1. Die Beschwerde der Beschwerdeführer gegen den Wertfestsetzungsbeschluss des Arbeitsgerichts Trier vom 05.06.2009 - Ca 1694/08 - wird auf Kosten der Beschwerdeführer zurückgewiesen. 2. Ein Rechtsmittel gegen diese Entscheidung ist nicht gegeben. Gründe:

I. Im vorliegenden Beschwerdeverfahren begehren die Prozessbevollmächtigten des Beklagten die Festsetzung eines höheren Gegenstandswertes. Der Kläger war bei dem Beklagten seit dem 15.04.2008 als einziger Arbeitnehmer mit einer Monatsvergütung von zuletzt 2000,- € beschäftigt. Dieses Arbeitsverhältnis hat der Beklagte mit Schreiben vom 28.11.2008, dem Kläger zugegangen am 08.12.2008, fristlos, hilfsweise ordentlich zum 31.12.2008 gekündigt. Das vom Kläger gegen diese Kündigung betriebene Verfahren haben die Parteien durch Vergleich erledigt. Darin haben sie u. a. in Ziffer 1 die Beendigung des Arbeitsverhältnisses zum 15.01.2009, in Ziffer 2 seine ordnungsgemäße Abrechnung und die Zahlung einer Bruttovergütung von 1000,- € für den Monat Januar und in Ziffer 4 die Erteilung eines wohlwollenden qualifizierten Arbeitszeugnisses mit der Gesamtnote "gut" vereinbart.

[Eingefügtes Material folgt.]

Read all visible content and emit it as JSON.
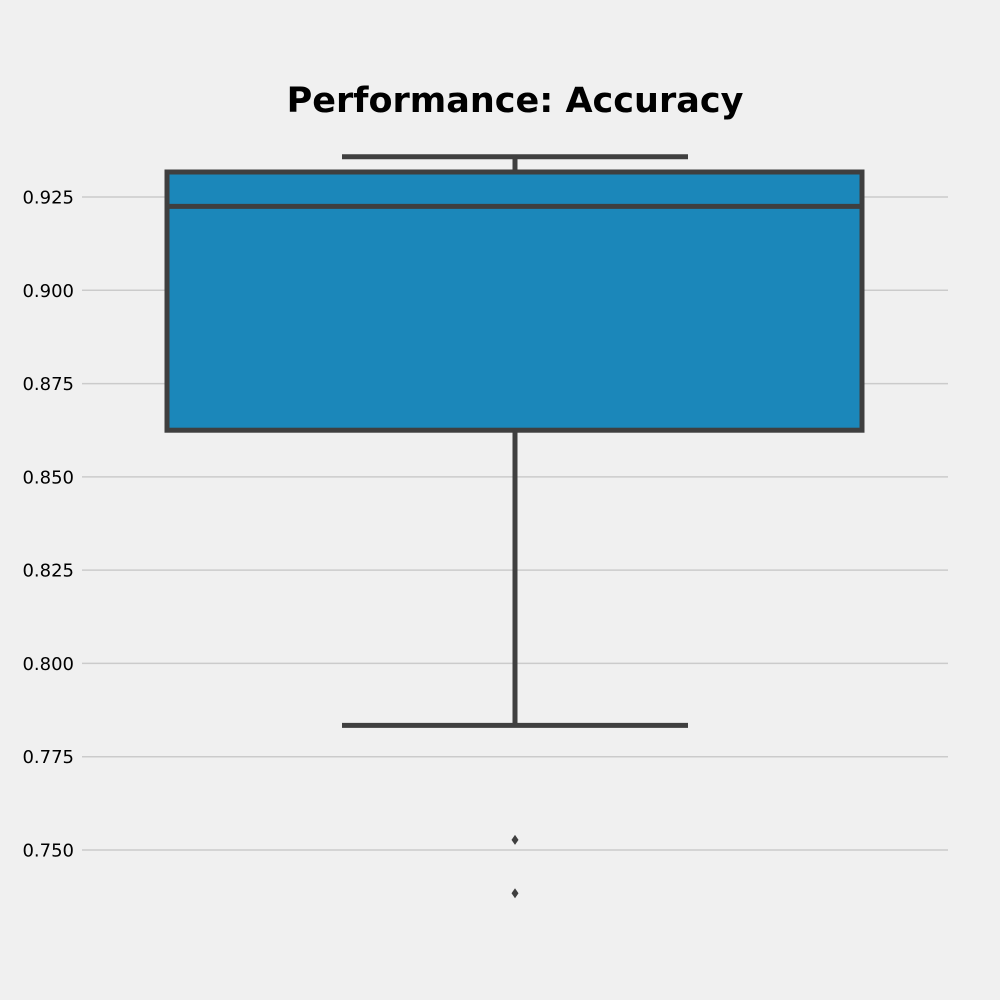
{
  "chart_data": {
    "type": "box",
    "title": "Performance: Accuracy",
    "xlabel": "",
    "ylabel": "",
    "ylim": [
      0.727,
      0.95
    ],
    "yticks": [
      0.75,
      0.775,
      0.8,
      0.825,
      0.85,
      0.875,
      0.9,
      0.925
    ],
    "ytick_labels": [
      "0.750",
      "0.775",
      "0.800",
      "0.825",
      "0.850",
      "0.875",
      "0.900",
      "0.925"
    ],
    "grid": "horizontal",
    "box": {
      "q1": 0.8625,
      "median": 0.9225,
      "q3": 0.9317,
      "whisker_low": 0.7834,
      "whisker_high": 0.9358,
      "outliers": [
        0.7527,
        0.7384
      ]
    },
    "colors": {
      "box_fill": "#1b87ba",
      "line": "#3f3f3f",
      "background": "#f0f0f0",
      "grid": "#cbcbcb"
    }
  }
}
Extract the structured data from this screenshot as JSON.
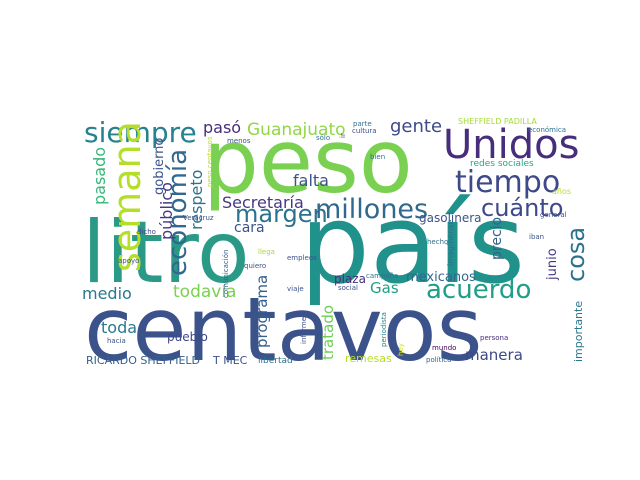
{
  "words": [
    {
      "text": "peso",
      "color": "#7ad151"
    },
    {
      "text": "país",
      "color": "#21918c"
    },
    {
      "text": "litro",
      "color": "#2a9a87"
    },
    {
      "text": "centavos",
      "color": "#3b528b"
    },
    {
      "text": "Unidos",
      "color": "#472d7b"
    },
    {
      "text": "siempre",
      "color": "#26828e"
    },
    {
      "text": "tiempo",
      "color": "#3e4989"
    },
    {
      "text": "semana",
      "color": "#b5de2b"
    },
    {
      "text": "millones",
      "color": "#31688e"
    },
    {
      "text": "margen",
      "color": "#2c728e"
    },
    {
      "text": "acuerdo",
      "color": "#1f9e89"
    },
    {
      "text": "cuánto",
      "color": "#3e4989"
    },
    {
      "text": "economía",
      "color": "#31688e"
    },
    {
      "text": "cosa",
      "color": "#2c728e"
    },
    {
      "text": "Secretaría",
      "color": "#443983"
    },
    {
      "text": "Guanajuato",
      "color": "#90d743"
    },
    {
      "text": "gente",
      "color": "#3e4989"
    },
    {
      "text": "pasó",
      "color": "#472d7b"
    },
    {
      "text": "falta",
      "color": "#3b528b"
    },
    {
      "text": "respeto",
      "color": "#2c728e"
    },
    {
      "text": "público",
      "color": "#443983"
    },
    {
      "text": "gobierno",
      "color": "#3b528b"
    },
    {
      "text": "pasado",
      "color": "#35b779"
    },
    {
      "text": "todavía",
      "color": "#7ad151"
    },
    {
      "text": "medio",
      "color": "#2a788e"
    },
    {
      "text": "programa",
      "color": "#35608d"
    },
    {
      "text": "cara",
      "color": "#3b528b"
    },
    {
      "text": "toda",
      "color": "#2a788e"
    },
    {
      "text": "tratado",
      "color": "#6ece58"
    },
    {
      "text": "Gas",
      "color": "#1fa187"
    },
    {
      "text": "mexicanos",
      "color": "#31688e"
    },
    {
      "text": "plaza",
      "color": "#472d7b"
    },
    {
      "text": "junio",
      "color": "#443983"
    },
    {
      "text": "precio",
      "color": "#35608d"
    },
    {
      "text": "gasolinera",
      "color": "#3b528b"
    },
    {
      "text": "manera",
      "color": "#3e4989"
    },
    {
      "text": "pueblo",
      "color": "#3e4989"
    },
    {
      "text": "importante",
      "color": "#2a788e"
    },
    {
      "text": "RICARDO SHEFFIELD",
      "color": "#35608d"
    },
    {
      "text": "T MEC",
      "color": "#3b528b"
    },
    {
      "text": "remesas",
      "color": "#b5de2b"
    },
    {
      "text": "libertad",
      "color": "#2c728e"
    },
    {
      "text": "redes sociales",
      "color": "#22a884"
    },
    {
      "text": "SHEFFIELD PADILLA",
      "color": "#a5db36"
    },
    {
      "text": "económica",
      "color": "#2c728e"
    },
    {
      "text": "años",
      "color": "#b5de2b"
    },
    {
      "text": "general",
      "color": "#3b528b"
    },
    {
      "text": "iban",
      "color": "#3b528b"
    },
    {
      "text": "imagínense",
      "color": "#2c728e"
    },
    {
      "text": "hecho",
      "color": "#2c728e"
    },
    {
      "text": "persona",
      "color": "#472d7b"
    },
    {
      "text": "mundo",
      "color": "#440154"
    },
    {
      "text": "política",
      "color": "#31688e"
    },
    {
      "text": "hoy",
      "color": "#d2e21b"
    },
    {
      "text": "periodista",
      "color": "#26828e"
    },
    {
      "text": "campaña",
      "color": "#2c728e"
    },
    {
      "text": "social",
      "color": "#3b528b"
    },
    {
      "text": "viaje",
      "color": "#3b528b"
    },
    {
      "text": "informe",
      "color": "#3b528b"
    },
    {
      "text": "empleos",
      "color": "#3b528b"
    },
    {
      "text": "ir",
      "color": "#3e4989"
    },
    {
      "text": "sólo",
      "color": "#2c728e"
    },
    {
      "text": "parte",
      "color": "#2c728e"
    },
    {
      "text": "cultura",
      "color": "#3b528b"
    },
    {
      "text": "bien",
      "color": "#2c728e"
    },
    {
      "text": "menos",
      "color": "#3b528b"
    },
    {
      "text": "peso centavos",
      "color": "#b5de2b"
    },
    {
      "text": "Veracruz",
      "color": "#3b528b"
    },
    {
      "text": "dicho",
      "color": "#3e4989"
    },
    {
      "text": "apoyo",
      "color": "#3b528b"
    },
    {
      "text": "dato",
      "color": "#3b528b"
    },
    {
      "text": "hacia",
      "color": "#3b528b"
    },
    {
      "text": "comunicación",
      "color": "#35608d"
    },
    {
      "text": "llega",
      "color": "#a5db36"
    },
    {
      "text": "quiero",
      "color": "#3b528b"
    }
  ]
}
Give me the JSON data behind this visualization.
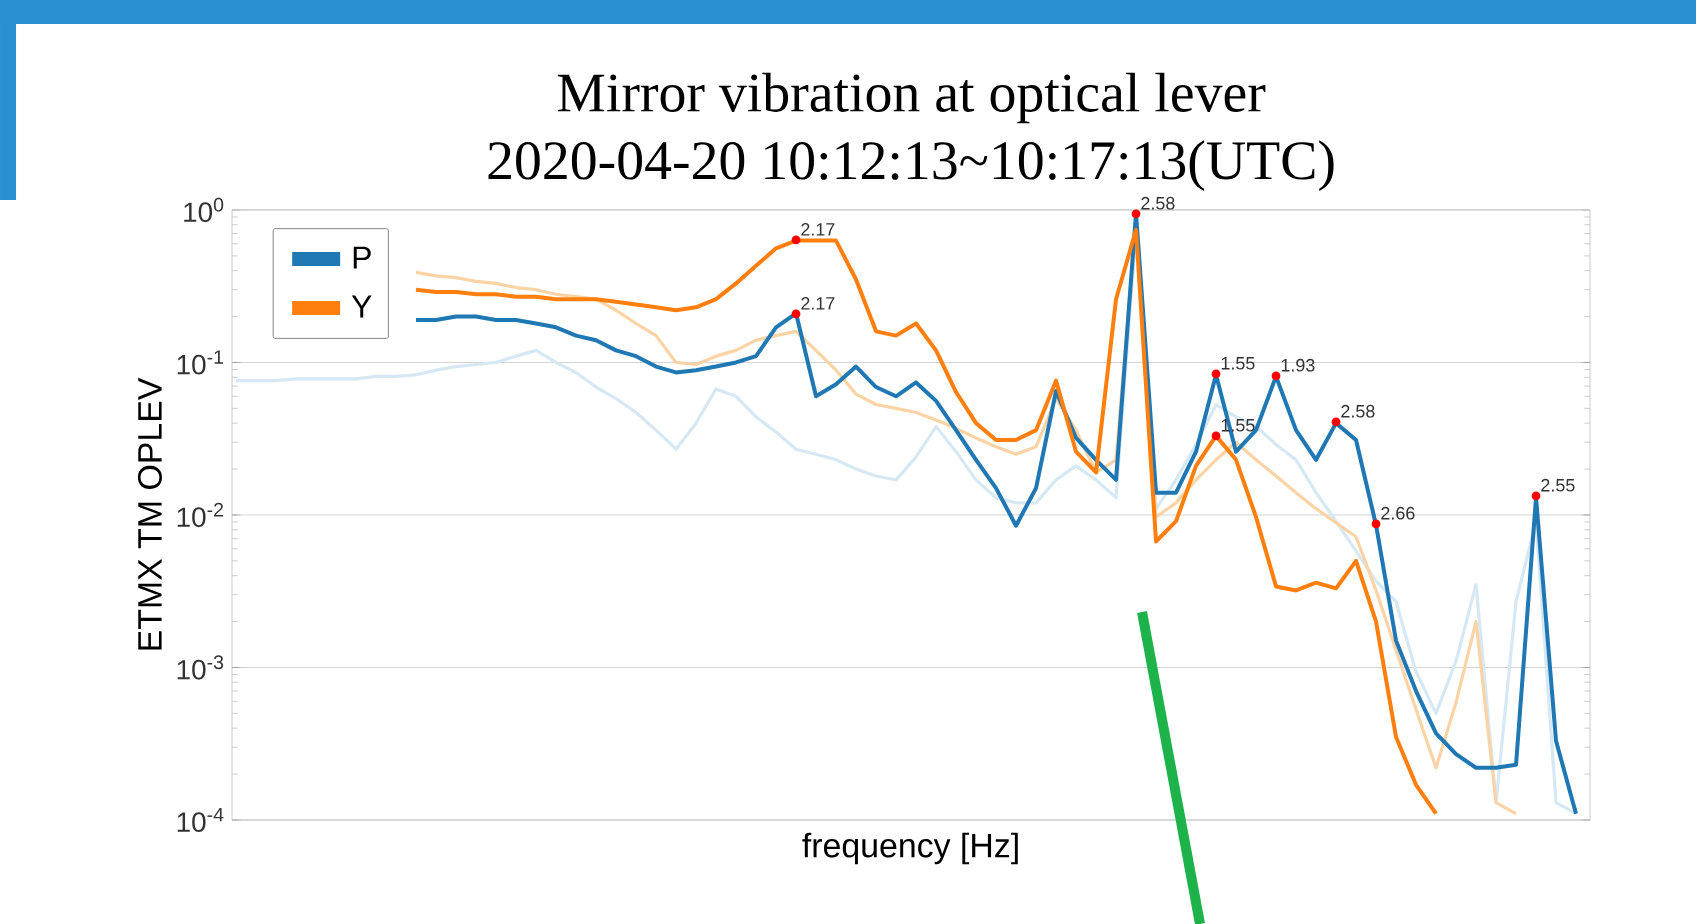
{
  "chart_data": {
    "type": "line",
    "title": "Mirror vibration at optical lever",
    "subtitle": "2020-04-20 10:12:13~10:17:13(UTC)",
    "xlabel": "frequency [Hz]",
    "ylabel": "ETMX TM OPLEV",
    "log": "y",
    "grid": "y",
    "legend": "top left",
    "tick_labels": "y",
    "categories": [
      null,
      null,
      null,
      null,
      null,
      null,
      null,
      null,
      null,
      null,
      null,
      null,
      null,
      null,
      null,
      null,
      null,
      null,
      null,
      null,
      null,
      null,
      null,
      null,
      null,
      null,
      null,
      null,
      null,
      null,
      null,
      null,
      null,
      null,
      null,
      null,
      null,
      null,
      null,
      null,
      null,
      null,
      null,
      null,
      null,
      null,
      null,
      null,
      null,
      null,
      null,
      null,
      null,
      null,
      null,
      null,
      null,
      null,
      null,
      null,
      null,
      null,
      null,
      null,
      null,
      null,
      null,
      null
    ],
    "ylim": [
      0.0001,
      1
    ],
    "yticks": [
      {
        "value": 0.0001,
        "label": "10$^{-4}$"
      },
      {
        "value": 0.001,
        "label": "10$^{-3}$"
      },
      {
        "value": 0.01,
        "label": "10$^{-2}$"
      },
      {
        "value": 0.1,
        "label": "10$^{-1}$"
      },
      {
        "value": 1,
        "label": "10$^{0}$"
      }
    ],
    "series": [
      {
        "color": "#d6e8f3",
        "values": [
          0.076,
          0.076,
          0.076,
          0.078,
          0.078,
          0.078,
          0.078,
          0.081,
          0.081,
          0.083,
          0.089,
          0.094,
          0.097,
          0.1,
          0.11,
          0.12,
          0.1,
          0.086,
          0.069,
          0.058,
          0.047,
          0.036,
          0.027,
          0.04,
          0.067,
          0.06,
          0.044,
          0.035,
          0.027,
          0.025,
          0.023,
          0.02,
          0.018,
          0.017,
          0.024,
          0.038,
          0.026,
          0.017,
          0.013,
          0.012,
          0.012,
          0.017,
          0.021,
          0.017,
          0.013,
          0.74,
          0.011,
          0.017,
          0.029,
          0.053,
          0.044,
          0.038,
          0.029,
          0.023,
          0.014,
          0.0091,
          0.0058,
          0.0037,
          0.0027,
          0.00094,
          0.0005,
          0.0011,
          0.0035,
          0.00013,
          0.0027,
          0.0091,
          0.00013,
          0.00011
        ]
      },
      {
        "color": "#fbd3a5",
        "values": [
          null,
          null,
          null,
          null,
          null,
          null,
          null,
          null,
          null,
          0.39,
          0.37,
          0.36,
          0.34,
          0.33,
          0.31,
          0.3,
          0.28,
          0.27,
          0.26,
          0.22,
          0.18,
          0.15,
          0.1,
          0.097,
          0.11,
          0.12,
          0.14,
          0.15,
          0.16,
          0.12,
          0.089,
          0.062,
          0.053,
          0.05,
          0.047,
          0.042,
          0.037,
          0.032,
          0.028,
          0.025,
          0.028,
          0.058,
          0.036,
          0.019,
          0.023,
          0.86,
          0.0097,
          0.012,
          0.017,
          0.023,
          0.03,
          0.023,
          0.018,
          0.014,
          0.011,
          0.0089,
          0.0072,
          0.0032,
          0.0013,
          0.00053,
          0.00022,
          0.00059,
          0.002,
          0.00013,
          0.00011,
          null,
          null,
          null
        ]
      },
      {
        "name": "P",
        "color": "#1f77b4",
        "values": [
          null,
          null,
          null,
          null,
          null,
          null,
          null,
          null,
          null,
          0.19,
          0.19,
          0.2,
          0.2,
          0.19,
          0.19,
          0.18,
          0.17,
          0.15,
          0.14,
          0.12,
          0.11,
          0.094,
          0.086,
          0.089,
          0.094,
          0.1,
          0.11,
          0.17,
          0.21,
          0.06,
          0.072,
          0.094,
          0.069,
          0.06,
          0.074,
          0.056,
          0.036,
          0.023,
          0.015,
          0.0085,
          0.015,
          0.065,
          0.032,
          0.023,
          0.017,
          0.95,
          0.014,
          0.014,
          0.026,
          0.083,
          0.026,
          0.036,
          0.081,
          0.036,
          0.023,
          0.04,
          0.031,
          0.0086,
          0.0015,
          0.0007,
          0.00037,
          0.00027,
          0.00022,
          0.00022,
          0.00023,
          0.013,
          0.00033,
          0.00011
        ]
      },
      {
        "name": "Y",
        "color": "#ff7f0e",
        "values": [
          null,
          null,
          null,
          null,
          null,
          null,
          null,
          null,
          null,
          0.3,
          0.29,
          0.29,
          0.28,
          0.28,
          0.27,
          0.27,
          0.26,
          0.26,
          0.26,
          0.25,
          0.24,
          0.23,
          0.22,
          0.23,
          0.26,
          0.33,
          0.43,
          0.56,
          0.63,
          0.63,
          0.63,
          0.35,
          0.16,
          0.15,
          0.18,
          0.12,
          0.064,
          0.04,
          0.031,
          0.031,
          0.036,
          0.076,
          0.026,
          0.019,
          0.26,
          0.74,
          0.0067,
          0.0091,
          0.021,
          0.033,
          0.023,
          0.0097,
          0.0034,
          0.0032,
          0.0036,
          0.0033,
          0.005,
          0.002,
          0.00035,
          0.00017,
          0.00011,
          null,
          null,
          null,
          null,
          null,
          null,
          null
        ]
      }
    ],
    "annotations": [
      "2.17",
      "2.17",
      "2.58",
      "1.55",
      "1.93",
      "1.55",
      "2.58",
      "2.66",
      "2.55"
    ]
  }
}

Das Arbeitsgericht hat mit Beschluss vom 05.06.2009 auf Antrag der Prozessbevollmächtigten der Beklagten den Gegenstandswert für deren anwaltliche Tätigkeit entsprechend 2 Bruttomonatsgehältern auf 4000,- € festgesetzt, ohne einen Vergleichsmehrwert anzunehmen. Zur Begründung hat das Arbeitsgericht ausgeführt, die Regelung in Ziffer 2 des Vergleichs sei wirtschaftlich identisch mit dem Kündigungsschutzantrag, hinsichtlich des Zeugniserteilungsanspruchs sei nicht ersichtlich, dass dadurch ein Streit oder eine Ungewissheit der Parteien beseitigt worden sei. Gegen diesen Beschluss haben die Prozessbevollmächtigten des Beklagten mit Schriftsatz vom 15.06.2009 Beschwerde eingelegt mit dem Ziel, den Gegenstandswert für den Vergleich auf 7000,- € festzusetzen. Zur Begründung tragen sie vor, der im Vergleich geregelte Anspruch auf ordnungsgemäße Abrechnung und der Zahlungsanspruch für den Monat Januar 2009 seit wertmäßig mit 1000,- € und die Vereinbarung zur Zeugniserteilung mit einem Bruttomonatsgehalt in Höhe von 2000,- € anzusetzen. Das Arbeitsgericht hat der Beschwerde nicht abgeholfen und das Verfahren dem Landesarbeitsgericht zur Entscheidung vorgelegt. II. Die Beschwerde ist gemäß den §§ 33 Abs. 3 RVG statthaft und zulässig, sie wurde insbesondere form- und fristgerecht eingelegt. 1. Der Wert des Beschwerdegegenstandes übersteigt auch den Mindestbeschwerdewert von 200,- €. Unabhängig vom Anfallen einer von den Beschwerdeführern erwähnten erhöhten Termins- oder Verfahrensgebühr liegt schon die Differenz der Kosten bei der Einigungsgebühr über dem Mindestbeschwerdewert.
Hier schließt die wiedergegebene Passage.